F. D. Tappert
Xin Tang
Appl. Marine Phys., Univ. Miami, RSMAS, 4600 Rickenbacker Cswy., Miami, FL 33149
A range-dependent ray trace model and a broadband PE model are used to model sound propagation at fixed bearing through a field of mesoscale baroclinic modes in order to study the effects of mesoscale structure on travel time at long ranges. The ray model exhibits chaos at ranges beyond a few Mm as manifested by an exponentially increasing number of eigenrays and triplications, especially in the late-time near-axial arrivals. In addition, the ray model predicts a mesoscale travel time bias, in the direction of later time, of the last axial arrival amounting to about 100--200 ms/Mm.

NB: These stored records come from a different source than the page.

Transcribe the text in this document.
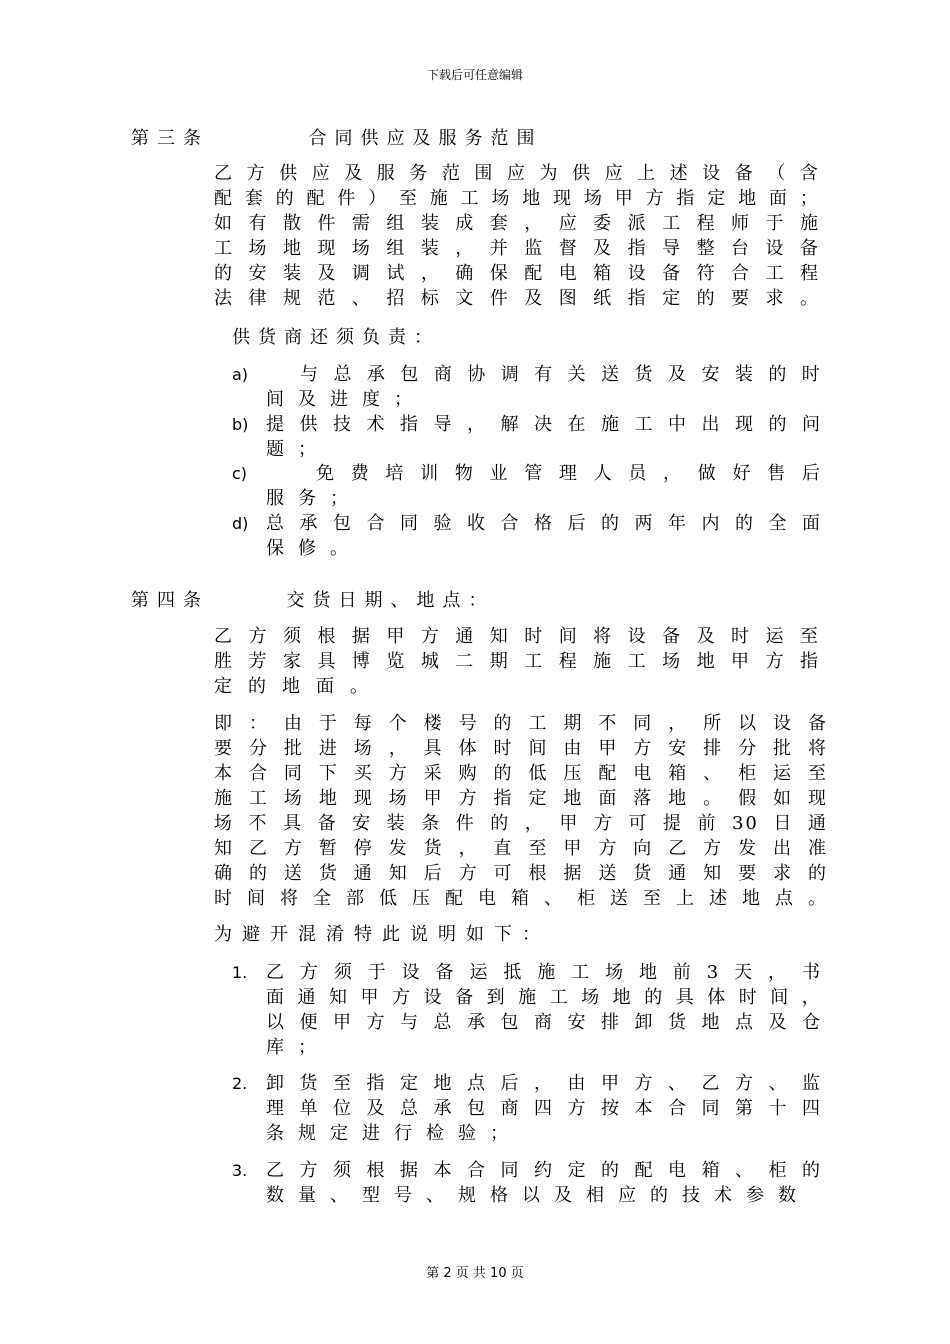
下载后可任意编辑
第三条	合同供应及服务范围
乙 方 供 应 及 服 务 范 围 应 为 供 应 上 述 设 备 （ 含
配 套 的 配 件 ） 至 施 工 场 地 现 场 甲 方 指 定 地 面 ；
如 有 散 件 需 组 装 成 套 ， 应 委 派 工 程 师 于 施
工 场 地 现 场 组 装 ， 并 监 督 及 指 导 整 台 设 备
的 安 装 及 调 试 ， 确 保 配 电 箱 设 备 符 合 工 程
法 律 规 范 、 招 标 文 件 及 图 纸 指 定 的 要 求 。
供货商还须负责：
a)	与 总 承 包 商 协 调 有 关 送 货 及 安 装 的 时
间 及 进 度 ；
b) 提 供 技 术 指 导 ， 解 决 在 施 工 中 出 现 的 问
题 ；
c)	免 费 培 训 物 业 管 理 人 员 ， 做 好 售 后
服 务 ；
d) 总 承 包 合 同 验 收 合 格 后 的 两 年 内 的 全 面
保 修 。
第四条	交货日期、地点：
乙 方 须 根 据 甲 方 通 知 时 间 将 设 备 及 时 运 至
胜 芳 家 具 博 览 城 二 期 工 程 施 工 场 地 甲 方 指
定 的 地 面 。
即 ： 由 于 每 个 楼 号 的 工 期 不 同 ， 所 以 设 备
要 分 批 进 场 ， 具 体 时 间 由 甲 方 安 排 分 批 将
本 合 同 下 买 方 采 购 的 低 压 配 电 箱 、 柜 运 至
施 工 场 地 现 场 甲 方 指 定 地 面 落 地 。 假 如 现
场 不 具 备 安 装 条 件 的 ， 甲 方 可 提 前 30 日 通
知 乙 方 暂 停 发 货 ， 直 至 甲 方 向 乙 方 发 出 准
确 的 送 货 通 知 后 方 可 根 据 送 货 通 知 要 求 的
时 间 将 全 部 低 压 配 电 箱 、 柜 送 至 上 述 地 点 。
为避开混淆特此说明如下：
1. 乙 方 须 于 设 备 运 抵 施 工 场 地 前 3 天 ， 书
面 通 知 甲 方 设 备 到 施 工 场 地 的 具 体 时 间 ，
以 便 甲 方 与 总 承 包 商 安 排 卸 货 地 点 及 仓
库 ；
2. 卸 货 至 指 定 地 点 后 ， 由 甲 方 、 乙 方 、 监
理 单 位 及 总 承 包 商 四 方 按 本 合 同 第 十 四
条 规 定 进 行 检 验 ；
3. 乙 方 须 根 据 本 合 同 约 定 的 配 电 箱 、 柜 的
数 量 、 型 号 、 规 格 以 及 相 应 的 技 术 参 数
第 2 页 共 10 页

At center frequency 75 Hz and bandwidth 50 Hz, the full-wave PE model qualitatively confirms the ray trace predictions of chaos, and shows that the later near-axial arrivals are smeared out into a continuum of unresolvable multipaths characterized by saturated (Gaussian) statistics at ranges of a few Mm, and also quantitatively confirms the mesoscale bias of 100--200 ms/Mm of the last axial arrival. The steeper, early raylike arrivals are relatively stable in the presence of mesoscale structure and may be useful for long-range tomography. [Work supported by ONR.]